Titanesque version of apple/OpenELM-1_1B with parallel linearized attention (TPTT 😊) and PEFT.

The model was presented in the paper TPTT.

Model Details

  • Architecture: TpttModel
  • Base model: apple/OpenELM-1_1B
  • LiZA config: operator=delta_rule, mag=0.5
  • LoRA config: r=8, alpha=16, dropout=0.05
  • torch_dtype: bfloat16

Usage

from transformers import AutoModelForCausalLM, AutoTokenizer

model = AutoModelForCausalLM.from_pretrained(
"ffurfaro/Titans-OpenELM-1_1B",
trust_remote_code=True
)
tokenizer = AutoTokenizer.from_pretrained("ffurfaro/Titans-OpenELM-1_1B")

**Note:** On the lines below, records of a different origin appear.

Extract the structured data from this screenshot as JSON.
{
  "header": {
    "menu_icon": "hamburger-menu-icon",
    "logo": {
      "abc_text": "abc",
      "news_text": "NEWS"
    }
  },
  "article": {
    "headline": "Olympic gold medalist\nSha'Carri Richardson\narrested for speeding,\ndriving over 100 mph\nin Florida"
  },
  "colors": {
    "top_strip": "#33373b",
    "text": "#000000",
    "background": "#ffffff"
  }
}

prompt = "Your prompt here"
inputs = tokenizer(prompt, return_tensors="pt")
outputs = model.generate(**inputs, max_new_tokens=100)
print(tokenizer.decode(outputs, skip_special_tokens=True))

Training

  • Dataset: yahma/alpaca-cleaned
  • Platform: Kaggle
  • Hardware: NVIDIA 2xT4
  • Batch size: 3
  • Epochs: 5.0
  • Learning rate (final): 1.1904761904761906e-06
  • Loss (final): 1.3188
  • Training runtime: 1651.0658 sec
  • Samples per second: 1.514
  • Steps per second: 0.254
  • Total FLOPs: 5852956262400000.0
  • Gradient norm (final): 0.7039350271224976

Evaluation

  • Metrics: Training loss only (no eval yet, table soon : PiQA, ARC, Hella, Wino, GSM8K, MMLU)
  • Results: Final training loss: 1.3188

Citation & Contact

If you use TPTT in your academic work, please cite Furfaro. For questions or support, please open an issue on the GitHub repository or contact the maintainer.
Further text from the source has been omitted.